My life’s goal is to leave the world a better place than I found it. To be a positive influence on the world, even if it means just making one person’s life better for me having been here. Angst-y Facebook posts from years ago don’t really support that. Plus, they’re kind of embarrassing. I thought I was so clever just sharing song lyrics instead of posting about how I felt, but the themes of the music and the specific lines I chose paint a pretty clear picture of my emotional state at the time of posting. I have to admit that the desire to get rid of these transparent references to transient, ultimately meaningless problems is a part of it.

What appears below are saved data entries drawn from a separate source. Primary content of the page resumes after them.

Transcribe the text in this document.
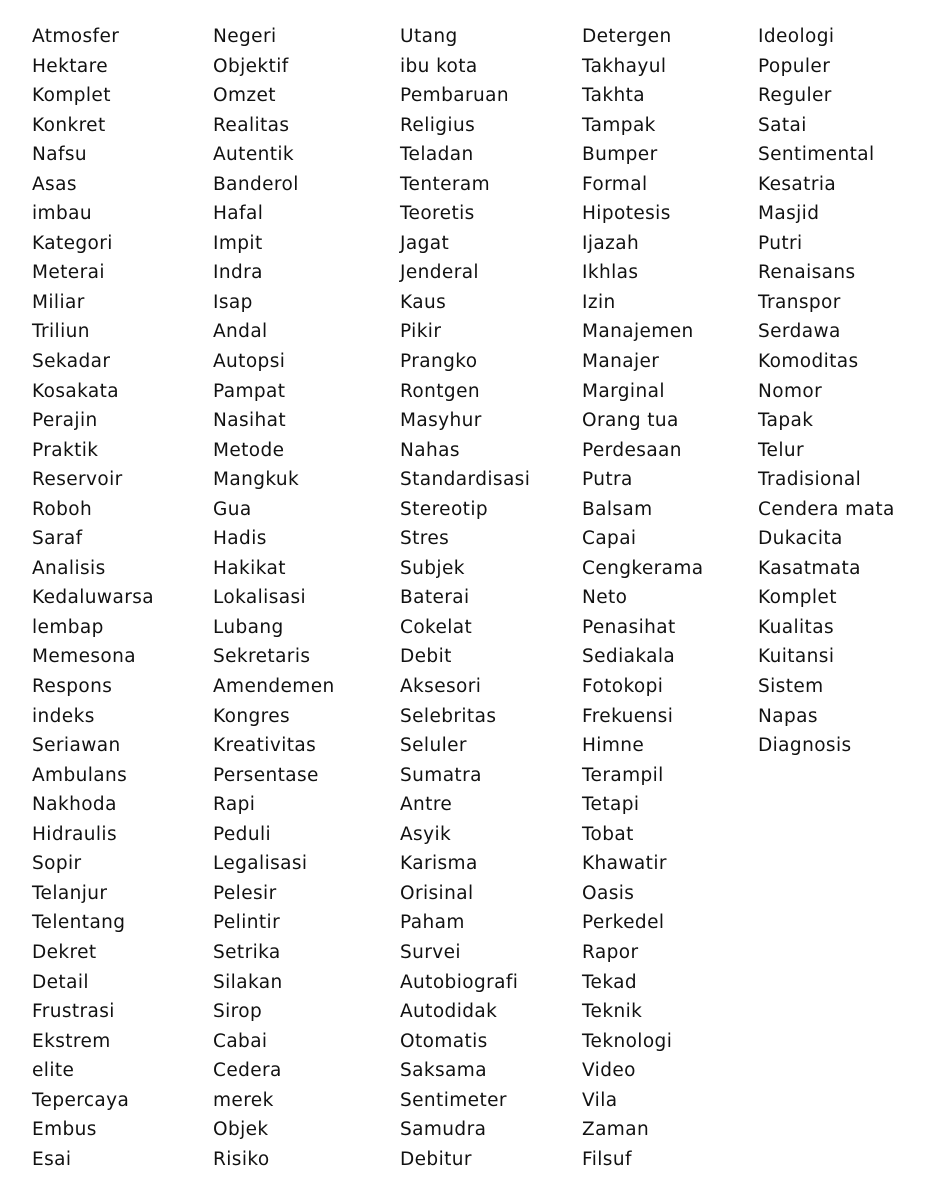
Atmosfer
Hektare
Komplet
Konkret
Nafsu
Asas
imbau
Kategori
Meterai
Miliar
Triliun
Sekadar
Kosakata
Perajin
Praktik
Reservoir
Roboh
Saraf
Analisis
Kedaluwarsa
lembap
Memesona
Respons
indeks
Seriawan
Ambulans
Nakhoda
Hidraulis
Sopir
Telanjur
Telentang
Dekret
Detail
Frustrasi
Ekstrem
elite
Tepercaya
Embus
Esai
Negeri
Objektif
Omzet
Realitas
Autentik
Banderol
Hafal
Impit
Indra
Isap
Andal
Autopsi
Pampat
Nasihat
Metode
Mangkuk
Gua
Hadis
Hakikat
Lokalisasi
Lubang
Sekretaris
Amendemen
Kongres
Kreativitas
Persentase
Rapi
Peduli
Legalisasi
Pelesir
Pelintir
Setrika
Silakan
Sirop
Cabai
Cedera
merek
Objek
Risiko
Utang
ibu kota
Pembaruan
Religius
Teladan
Tenteram
Teoretis
Jagat
Jenderal
Kaus
Pikir
Prangko
Rontgen
Masyhur
Nahas
Standardisasi
Stereotip
Stres
Subjek
Baterai
Cokelat
Debit
Aksesori
Selebritas
Seluler
Sumatra
Antre
Asyik
Karisma
Orisinal
Paham
Survei
Autobiografi
Autodidak
Otomatis
Saksama
Sentimeter
Samudra
Debitur
Detergen
Takhayul
Takhta
Tampak
Bumper
Formal
Hipotesis
Ijazah
Ikhlas
Izin
Manajemen
Manajer
Marginal
Orang tua
Perdesaan
Putra
Balsam
Capai
Cengkerama
Neto
Penasihat
Sediakala
Fotokopi
Frekuensi
Himne
Terampil
Tetapi
Tobat
Khawatir
Oasis
Perkedel
Rapor
Tekad
Teknik
Teknologi
Video
Vila
Zaman
Filsuf
Ideologi
Populer
Reguler
Satai
Sentimental
Kesatria
Masjid
Putri
Renaisans
Transpor
Serdawa
Komoditas
Nomor
Tapak
Telur
Tradisional
Cendera mata
Dukacita
Kasatmata
Komplet
Kualitas
Kuitansi
Sistem
Napas
Diagnosis
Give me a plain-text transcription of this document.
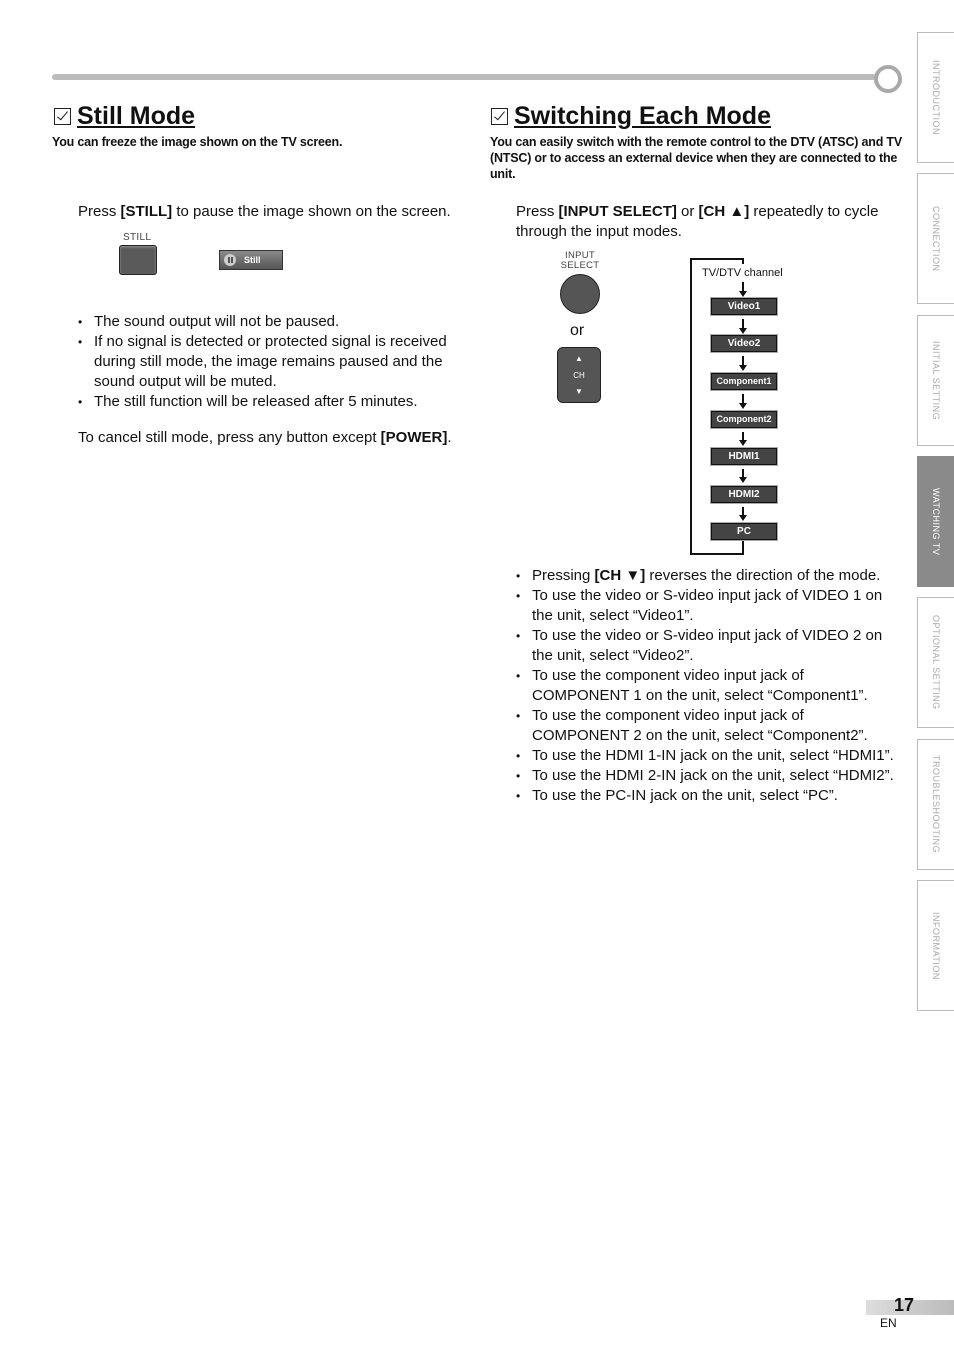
Still Mode
You can freeze the image shown on the TV screen.
Press [STILL] to pause the image shown on the screen.
STILL
Still
• The sound output will not be paused.
• If no signal is detected or protected signal is received during still mode, the image remains paused and the sound output will be muted.
• The still function will be released after 5 minutes.
To cancel still mode, press any button except [POWER].
Switching Each Mode
You can easily switch with the remote control to the DTV (ATSC) and TV (NTSC) or to access an external device when they are connected to the unit.
Press [INPUT SELECT] or [CH ▲] repeatedly to cycle through the input modes.
INPUT SELECT
or
▲
CH
▼
TV/DTV channel
Video1
Video2
Component1
Component2
HDMI1
HDMI2
PC
• Pressing [CH ▼] reverses the direction of the mode.
• To use the video or S-video input jack of VIDEO 1 on the unit, select “Video1”.
• To use the video or S-video input jack of VIDEO 2 on the unit, select “Video2”.
• To use the component video input jack of COMPONENT 1 on the unit, select “Component1”.
• To use the component video input jack of COMPONENT 2 on the unit, select “Component2”.
• To use the HDMI 1-IN jack on the unit, select “HDMI1”.
• To use the HDMI 2-IN jack on the unit, select “HDMI2”.
• To use the PC-IN jack on the unit, select “PC”.
INTRODUCTION
CONNECTION
INITIAL SETTING
WATCHING TV
OPTIONAL SETTING
TROUBLESHOOTING
INFORMATION
17
EN
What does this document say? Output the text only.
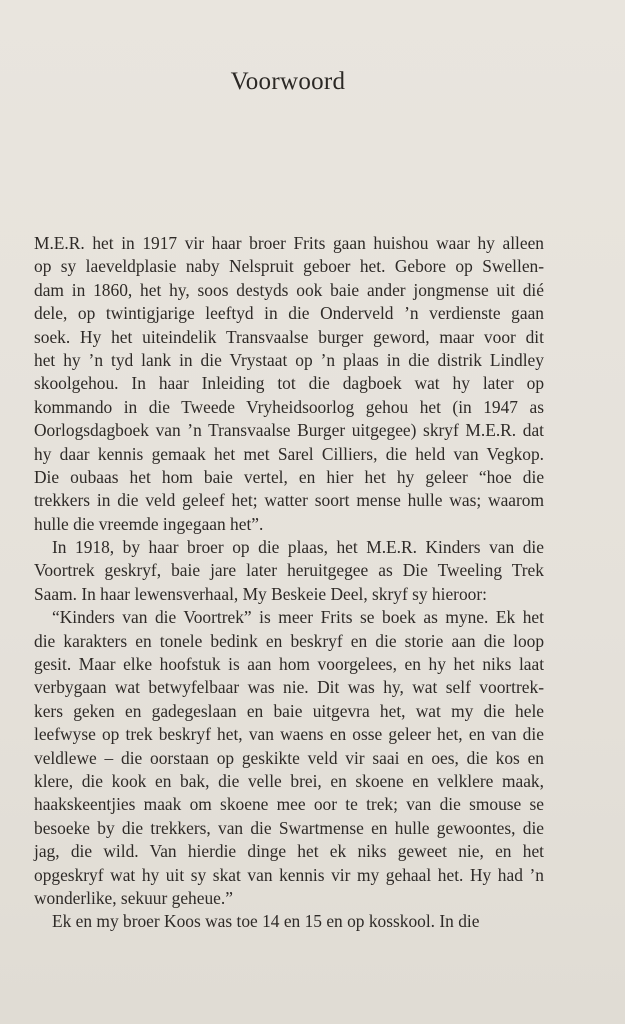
Voorwoord
M.E.R. het in 1917 vir haar broer Frits gaan huishou waar hy alleen
op sy laeveldplasie naby Nelspruit geboer het. Gebore op Swellen-
dam in 1860, het hy, soos destyds ook baie ander jongmense uit dié
dele, op twintigjarige leeftyd in die Onderveld ’n verdienste gaan
soek. Hy het uiteindelik Transvaalse burger geword, maar voor dit
het hy ’n tyd lank in die Vrystaat op ’n plaas in die distrik Lindley
skoolgehou. In haar Inleiding tot die dagboek wat hy later op
kommando in die Tweede Vryheidsoorlog gehou het (in 1947 as
Oorlogsdagboek van ’n Transvaalse Burger uitgegee) skryf M.E.R. dat
hy daar kennis gemaak het met Sarel Cilliers, die held van Vegkop.
Die oubaas het hom baie vertel, en hier het hy geleer “hoe die
trekkers in die veld geleef het; watter soort mense hulle was; waarom
hulle die vreemde ingegaan het”.
In 1918, by haar broer op die plaas, het M.E.R. Kinders van die
Voortrek geskryf, baie jare later heruitgegee as Die Tweeling Trek
Saam. In haar lewensverhaal, My Beskeie Deel, skryf sy hieroor:
“Kinders van die Voortrek” is meer Frits se boek as myne. Ek het
die karakters en tonele bedink en beskryf en die storie aan die loop
gesit. Maar elke hoofstuk is aan hom voorgelees, en hy het niks laat
verbygaan wat betwyfelbaar was nie. Dit was hy, wat self voortrek-
kers geken en gadegeslaan en baie uitgevra het, wat my die hele
leefwyse op trek beskryf het, van waens en osse geleer het, en van die
veldlewe – die oorstaan op geskikte veld vir saai en oes, die kos en
klere, die kook en bak, die velle brei, en skoene en velklere maak,
haakskeentjies maak om skoene mee oor te trek; van die smouse se
besoeke by die trekkers, van die Swartmense en hulle gewoontes, die
jag, die wild. Van hierdie dinge het ek niks geweet nie, en het
opgeskryf wat hy uit sy skat van kennis vir my gehaal het. Hy had ’n
wonderlike, sekuur geheue.”
Ek en my broer Koos was toe 14 en 15 en op kosskool. In die
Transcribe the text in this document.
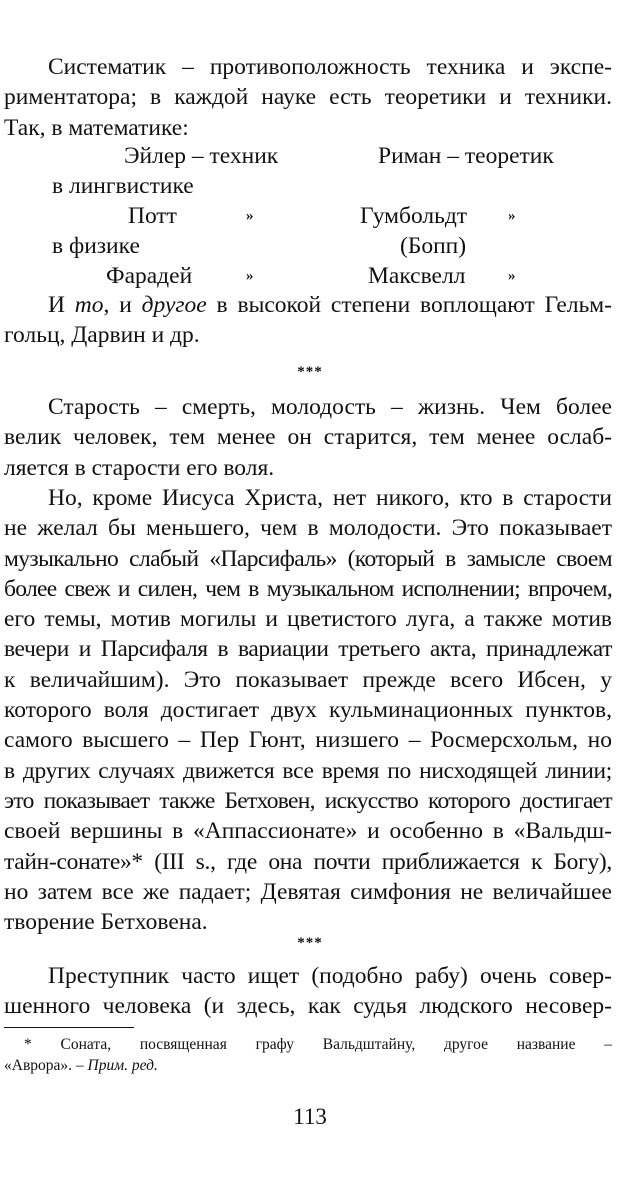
Систематик – противоположность техника и экспе-
риментатора; в каждой науке есть теоретики и техники.
Так, в математике:
Эйлер – техник	Риман – теоретик
в лингвистике
Потт	»	Гумбольдт	»
в физике	(Бопп)
Фарадей	»	Максвелл	»
И то, и другое в высокой степени воплощают Гельм-
гольц, Дарвин и др.
***
Старость – смерть, молодость – жизнь. Чем более
велик человек, тем менее он старится, тем менее ослаб-
ляется в старости его воля.
Но, кроме Иисуса Христа, нет никого, кто в старости
не желал бы меньшего, чем в молодости. Это показывает
музыкально слабый «Парсифаль» (который в замысле своем
более свеж и силен, чем в музыкальном исполнении; впрочем,
его темы, мотив могилы и цветистого луга, а также мотив
вечери и Парсифаля в вариации третьего акта, принадлежат
к величайшим). Это показывает прежде всего Ибсен, у
которого воля достигает двух кульминационных пунктов,
самого высшего – Пер Гюнт, низшего – Росмерсхольм, но
в других случаях движется все время по нисходящей линии;
это показывает также Бетховен, искусство которого достигает
своей вершины в «Аппассионате» и особенно в «Вальдш-
тайн-сонате»* (III s., где она почти приближается к Богу),
но затем все же падает; Девятая симфония не величайшее
творение Бетховена.
***
Преступник часто ищет (подобно рабу) очень совер-
шенного человека (и здесь, как судья людского несовер-
* Соната, посвященная графу Вальдштайну, другое название –
«Аврора». – Прим. ред.
113
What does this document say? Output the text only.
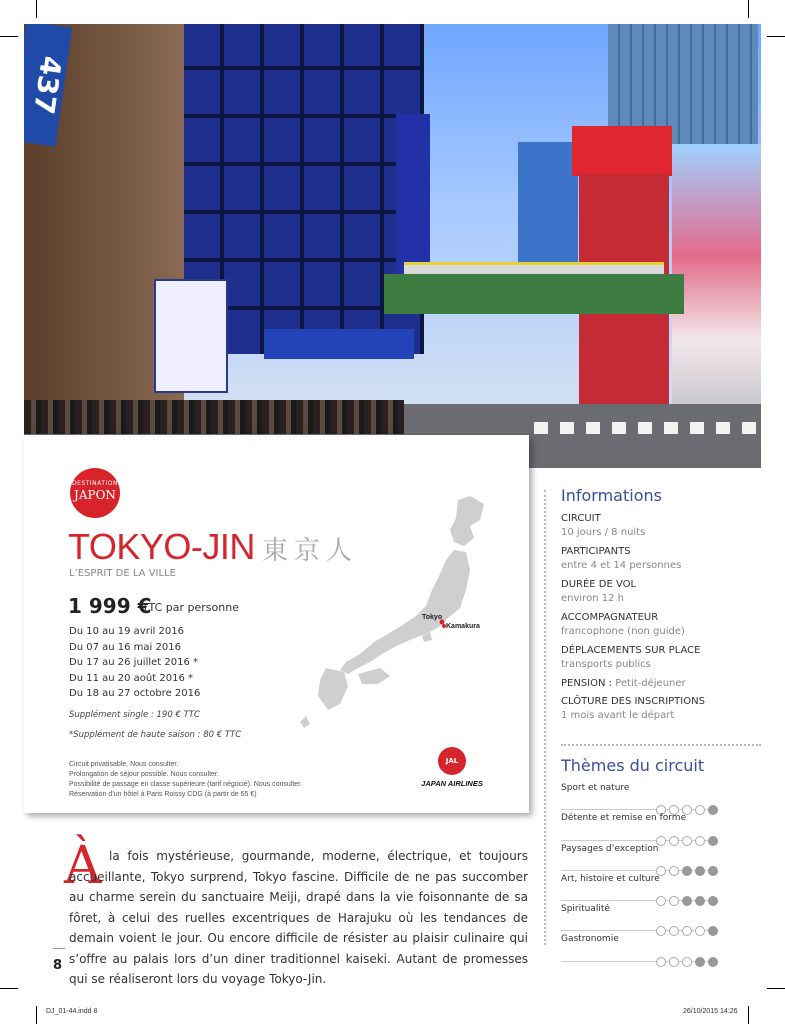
437
DESTINATION
JAPON
TOKYO-JIN 東京人
L’ESPRIT DE LA VILLE
1 999 €
TTC par personne
Du 10 au 19 avril 2016
Du 07 au 16 mai 2016
Du 17 au 26 juillet 2016 *
Du 11 au 20 août 2016 *
Du 18 au 27 octobre 2016
Supplément single : 190 € TTC
*Supplément de haute saison : 80 € TTC
Circuit privatisable. Nous consulter.
Prolongation de séjour possible. Nous consulter.
Possibilité de passage en classe supérieure (tarif négocié). Nous consulter.
Réservation d’un hôtel à Paris Roissy CDG (à partir de 65 €)
Tokyo
Kamakura
JAL
JAPAN AIRLINES
Informations
CIRCUIT
10 jours / 8 nuits
PARTICIPANTS
entre 4 et 14 personnes
DURÉE DE VOL
environ 12 h
ACCOMPAGNATEUR
francophone (non guide)
DÉPLACEMENTS SUR PLACE
transports publics
PENSION : Petit-déjeuner
CLÔTURE DES INSCRIPTIONS
1 mois avant le départ
Thèmes du circuit
Sport et nature
Détente et remise en forme
Paysages d’exception
Art, histoire et culture
Spiritualité
Gastronomie
À la fois mystérieuse, gourmande, moderne, électrique, et toujours accueillante, Tokyo surprend, Tokyo fascine. Difficile de ne pas succomber au charme serein du sanctuaire Meiji, drapé dans la vie foisonnante de sa fôret, à celui des ruelles excentriques de Harajuku où les tendances de demain voient le jour. Ou encore difficile de résister au plaisir culinaire qui s’offre au palais lors d’un diner traditionnel kaiseki. Autant de promesses qui se réaliseront lors du voyage Tokyo-Jin.

8
DJ_01-44.indd 8	26/10/2015 14:26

If I’d actually posted about the real problems I was facing, if I’d shared anything like I do now, about facing life with depression and the constant struggle of managing my anxiety, I would keep it. People benefit from knowing other people out there have shared similar struggles. Something is easier to deal with when you know you’re not alone. The desire to let people know what it is like to be depressed or anxious, to have to struggle to get through every day even when you know you’ll manage just fine and aren’t a suicide risk, that is why I’ve chosen such a public forum. The few random comments I get on this blog from time-to-time make it all worth it.

I don’t really feel like it is self-censorship to remove old posts that no longe represent who I am. My social media should reflect who I am. While some of my past problems are a part of who I am today, none of the whiny little vague posts are. It feels a lot more like cleaning and maintenance to me.